Of course huge numbers of people caught in the addiction cycle are there because they have spiralled from its legitimate, prescribed use to over-consumption because they have become heavily addicted, adding to the death toll. A case study was recently made public by Dr. Hance Clarke out of Toronto General Hospital, who co-authored it as part of his association with Ontario's Transitional Pain Service, provincially funded to aid post-operative patients who become dependent on medication.

One patient in particular was the subject of the study, and the outcome appears to point the way through to making opioids redundant with the simple substitution of a far less harmful drug which can achieve the positive effects that opioids are known for, without burdening users with their negatively harmful consequences. That patient was a man from Eastern Ontario whose back operation in 1987 left him with a hepatitis C infection transmitted by tainted blood in a transfusion.

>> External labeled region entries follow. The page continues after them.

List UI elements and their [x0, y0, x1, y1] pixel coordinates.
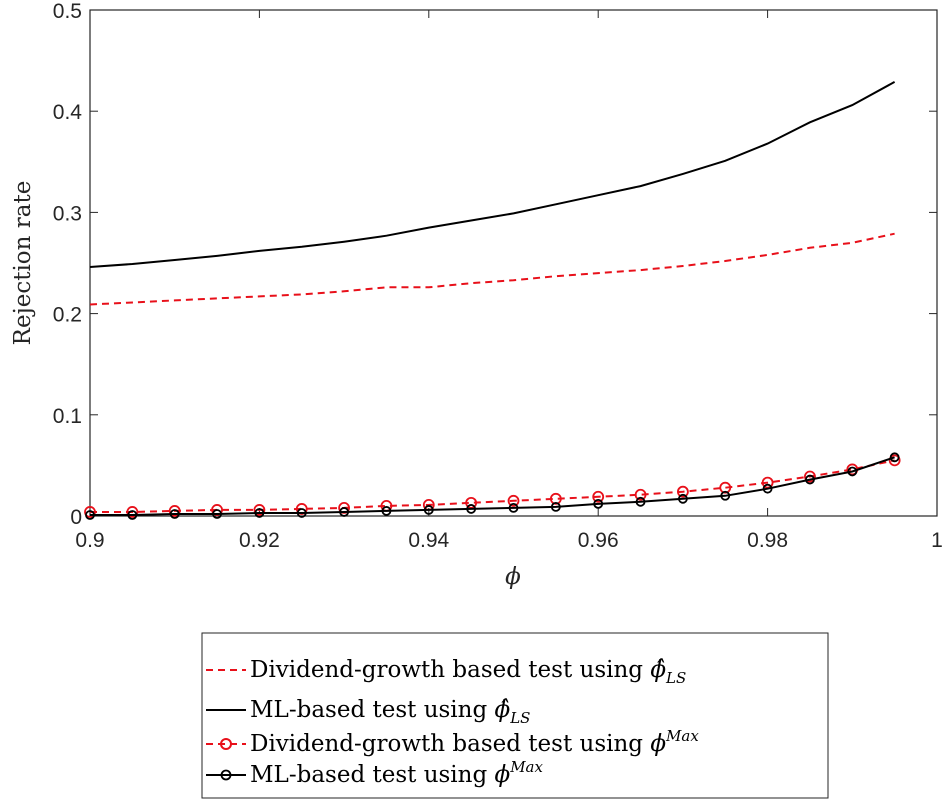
- series-4-point: [762, 483, 773, 494]
- series-3-point: [888, 454, 901, 467]
- series-3-point: [126, 506, 139, 518]
- series-4-point: [339, 507, 350, 517]
- series-3-point: [507, 494, 520, 507]
- legend: Dividend-growth based test using ϕ̂LS ML…: [201, 632, 829, 799]
- series-4-point: [127, 510, 138, 520]
- series-4-point: [508, 503, 519, 513]
- series-4-point: [889, 452, 900, 463]
- series-4-point: [847, 466, 858, 477]
- x-tick-label: 0.94: [408, 529, 449, 552]
- series-3-point: [253, 504, 266, 516]
- y-tick-label: 0.1: [53, 405, 82, 428]
- legend-label-dg-max: Dividend-growth based test using ϕMax: [250, 727, 699, 757]
- legend-box: [201, 632, 829, 799]
- y-tick-label: 0: [70, 506, 82, 529]
- x-tick-label: 0.98: [747, 529, 788, 552]
- series-3-point: [465, 496, 478, 509]
- x-tick-label: 0.96: [578, 529, 619, 552]
- x-axis-title: ϕ: [505, 564, 521, 590]
- legend-label-dg-ls: Dividend-growth based test using ϕ̂LS: [250, 657, 686, 687]
- x-tick-label: 0.9: [75, 529, 104, 552]
- series-3-point: [761, 476, 774, 489]
- series-4-point: [466, 504, 477, 514]
- legend-marker-ml-max: [220, 769, 232, 781]
- x-tick-label: 1: [931, 529, 943, 552]
- series-line-2: [89, 81, 896, 268]
- series-4-point: [423, 505, 434, 515]
- series-4-point: [212, 509, 222, 519]
- series-line-1: [89, 232, 895, 306]
- series-group: [84, 81, 901, 520]
- series-4-point: [593, 498, 604, 509]
- series-3-point: [804, 470, 816, 483]
- legend-marker-dg-max: [220, 738, 232, 750]
- series-4-point: [550, 501, 561, 512]
- series-3-point: [549, 492, 562, 505]
- x-tick-label: 0.92: [239, 529, 280, 552]
- series-line-3: [90, 459, 895, 513]
- series-3-point: [84, 506, 96, 518]
- y-tick-label: 0.2: [53, 304, 82, 327]
- y-tick-label: 0.4: [53, 101, 83, 124]
- series-4-point: [678, 493, 688, 504]
- series-4-point: [296, 508, 307, 518]
- series-line-4: [90, 456, 895, 516]
- legend-label-ml-ls: ML-based test using ϕ̂LS: [250, 697, 530, 727]
- y-tick-label: 0.3: [53, 202, 82, 225]
- axes-frame: [89, 9, 938, 517]
- series-3-point: [634, 488, 647, 501]
- y-tick-label: 0.5: [53, 0, 82, 23]
- series-4-point: [720, 490, 731, 501]
- series-3-point: [592, 490, 605, 503]
- y-axis-title: Rejection rate: [10, 181, 36, 346]
- series-4-point: [85, 510, 95, 520]
- series-3-point: [719, 481, 732, 494]
- series-4-point: [169, 509, 180, 519]
- series-4-point: [635, 496, 646, 507]
- series-3-point: [168, 505, 181, 517]
- series-4-point: [254, 508, 265, 518]
- series-4-point: [805, 474, 815, 485]
- series-4-point: [381, 506, 392, 516]
- series-3-point: [677, 485, 689, 498]
- plot-area: [89, 9, 938, 517]
- axis-ticks: 0.9 0.92 0.94 0.96 0.98 1 0 0.1 0.2 0.3 0.4 0.5: [53, 0, 943, 552]
- legend-label-ml-max: ML-based test using ϕMax: [250, 758, 544, 788]
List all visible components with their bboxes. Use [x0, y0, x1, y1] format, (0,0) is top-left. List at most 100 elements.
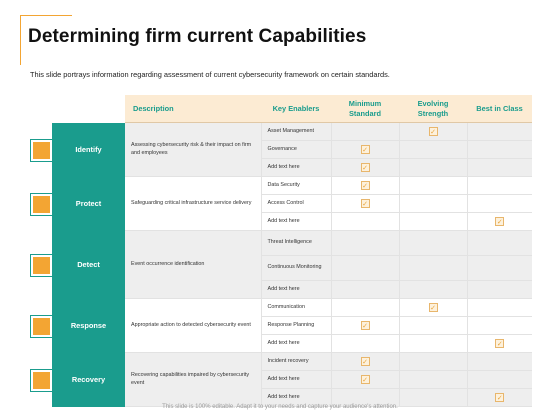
description-cell: Safeguarding critical infrastructure ser… [125, 176, 261, 231]
key-enabler-cell: Add text here [260, 334, 331, 353]
header-key-enablers: Key Enablers [261, 95, 331, 123]
checkbox-checked-icon[interactable]: ✓ [428, 127, 438, 136]
checkbox-checked-icon[interactable]: ✓ [360, 163, 370, 172]
table-row: Add text here ✓ [125, 370, 532, 389]
checkbox-checked-icon[interactable]: ✓ [360, 357, 370, 366]
table-row: Event occurrence identification Threat In… [125, 230, 532, 299]
table-header-row: Description Key Enablers Minimum Standar… [125, 95, 532, 123]
header-minimum-standard: Minimum Standard [331, 95, 399, 123]
table-row: Add text here ✓ [125, 388, 532, 407]
checkbox-checked-icon[interactable]: ✓ [495, 393, 505, 402]
evolving-strength-cell [398, 158, 467, 177]
key-enabler-cell: Communication [260, 298, 331, 317]
evolving-strength-cell [398, 370, 467, 389]
evolving-strength-cell [398, 316, 467, 335]
minimum-standard-cell: ✓ [330, 352, 399, 371]
evolving-strength-cell [398, 230, 467, 256]
best-in-class-cell [466, 316, 532, 335]
minimum-standard-cell [330, 212, 399, 231]
target-gear-icon [30, 253, 53, 277]
table-row: Continuous Monitoring [125, 255, 532, 281]
key-enabler-cell: Threat Intelligence [260, 230, 331, 256]
corner-accent-horizontal [20, 15, 72, 16]
category-protect: Protect [28, 176, 125, 231]
checkbox-checked-icon[interactable]: ✓ [360, 375, 370, 384]
best-in-class-cell [466, 280, 532, 299]
category-label: Detect [52, 230, 125, 299]
table-row: Appropriate action to detected cybersecu… [125, 298, 532, 353]
checkbox-checked-icon[interactable]: ✓ [360, 199, 370, 208]
checkbox-checked-icon[interactable]: ✓ [360, 145, 370, 154]
best-in-class-cell [466, 122, 532, 141]
evolving-strength-cell [398, 140, 467, 159]
best-in-class-cell [466, 298, 532, 317]
best-in-class-cell: ✓ [466, 334, 532, 353]
table-row: Add text here ✓ [125, 212, 532, 231]
category-label: Identify [52, 122, 125, 177]
checkbox-checked-icon[interactable]: ✓ [428, 303, 438, 312]
minimum-standard-cell [330, 388, 399, 407]
best-in-class-cell [466, 140, 532, 159]
best-in-class-cell: ✓ [466, 212, 532, 231]
key-enabler-cell: Response Planning [260, 316, 331, 335]
checkbox-checked-icon[interactable]: ✓ [495, 217, 505, 226]
minimum-standard-cell: ✓ [330, 194, 399, 213]
minimum-standard-cell [330, 122, 399, 141]
best-in-class-cell: ✓ [466, 388, 532, 407]
description-cell: Assessing cybersecurity risk & their imp… [125, 122, 261, 177]
key-enabler-cell: Access Control [260, 194, 331, 213]
table-row: Safeguarding critical infrastructure ser… [125, 176, 532, 231]
page-subtitle: This slide portrays information regardin… [30, 70, 390, 79]
header-best-in-class: Best in Class [467, 95, 532, 123]
evolving-strength-cell: ✓ [398, 298, 467, 317]
best-in-class-cell [466, 370, 532, 389]
minimum-standard-cell [330, 230, 399, 256]
page-title: Determining firm current Capabilities [28, 26, 367, 47]
category-recovery: Recovery [28, 352, 125, 407]
footer-note: This slide is 100% editable. Adapt it to… [162, 404, 398, 410]
table-row: Response Planning ✓ [125, 316, 532, 335]
category-label: Response [52, 298, 125, 353]
capabilities-table: Description Key Enablers Minimum Standar… [125, 95, 532, 407]
evolving-strength-cell [398, 176, 467, 195]
key-enabler-cell: Add text here [260, 370, 331, 389]
best-in-class-cell [466, 255, 532, 281]
best-in-class-cell [466, 352, 532, 371]
table-row: Add text here ✓ [125, 334, 532, 353]
key-enabler-cell: Continuous Monitoring [260, 255, 331, 281]
key-enabler-cell: Add text here [260, 280, 331, 299]
header-evolving-strength: Evolving Strength [399, 95, 467, 123]
header-description: Description [125, 95, 261, 123]
key-enabler-cell: Add text here [260, 158, 331, 177]
evolving-strength-cell [398, 194, 467, 213]
evolving-strength-cell [398, 255, 467, 281]
evolving-strength-cell [398, 334, 467, 353]
minimum-standard-cell [330, 334, 399, 353]
evolving-strength-cell [398, 388, 467, 407]
key-enabler-cell: Asset Management [260, 122, 331, 141]
table-row: Governance ✓ [125, 140, 532, 159]
table-row: Add text here ✓ [125, 158, 532, 177]
table-row: Assessing cybersecurity risk & their imp… [125, 122, 532, 177]
key-enabler-cell: Add text here [260, 388, 331, 407]
category-detect: Detect [28, 230, 125, 299]
best-in-class-cell [466, 176, 532, 195]
category-response: Response [28, 298, 125, 353]
description-cell: Appropriate action to detected cybersecu… [125, 298, 261, 353]
minimum-standard-cell [330, 280, 399, 299]
description-cell: Recovering capabilities impaired by cybe… [125, 352, 261, 407]
evolving-strength-cell [398, 212, 467, 231]
key-enabler-cell: Governance [260, 140, 331, 159]
category-label: Recovery [52, 352, 125, 407]
evolving-strength-cell: ✓ [398, 122, 467, 141]
minimum-standard-cell [330, 298, 399, 317]
checkbox-checked-icon[interactable]: ✓ [360, 181, 370, 190]
checkbox-checked-icon[interactable]: ✓ [495, 339, 505, 348]
minimum-standard-cell: ✓ [330, 176, 399, 195]
table-row: Add text here [125, 280, 532, 299]
document-list-icon [30, 314, 53, 338]
key-enabler-cell: Data Security [260, 176, 331, 195]
checkbox-checked-icon[interactable]: ✓ [360, 321, 370, 330]
category-identify: Identify [28, 122, 125, 177]
description-cell: Event occurrence identification [125, 230, 261, 299]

Eventually his liver was destroyed and a transplant required. As a result of his health condition and the surgeries this engineer and former corporate CEO was dependent on so much painkiller he was unable to function. And then marijuana was provided for his use and that made it possible for him to be gradually weaned away from most of the opioids he had been dependent on; the exception being a small dose of morphine.

The result was the return of his intellectual capacity and his ability to function again as he normally would. His dependence on the legal but debilitating drug was alleviated by the introduction of a once-illicit drug and a medical-prescriptive war was won. Or potentially gained, since Dr. Hance points out with all due caution that one problem solved simply is one problem solved.

The results could be reflected in other patients with similar problems, but until numerous patients are studied under a rigorous, randomized controlled trial, celebration is somewhat premature. But this kind of experimental exchange of prescribed drugs is happening elsewhere, too.

A number of clinics and physicians in Boston, Massachusetts have launched a program of drug substitution, finding the new protocol far more beneficial to their patients. Canna Care Docs operates in seven States of the Union as a network of facilities whose doctors issue medicinal marijuana cards, including to their patients in the nine clinics they operate in Massachusetts. 

On the other hand, for every enthusiast about enlisting the aid of marijuana and rejecting harder drugs, there is an opposing view that holds that any time additional drugs are added to the situation, problems ensue and it is drugs themselves and their addiction potential and how that affects people's lives that is the problem. These are people who view marijuana as a 'gateway' drug leading users to harder drug use, and the downward spiral that results.

For Bob Deslauriers that substitution saved his life, transforming him from someone who merely existed with no quality of life left to him under the pain-killing for life-numbing effect of opioids, to being able to resume his former work schedule with the use of a marijuana strain high in the compound cannabidiol (CBC) to treat his pain, and another with plenty of tetrahydrocannabinol (THC) to control chronic nausea.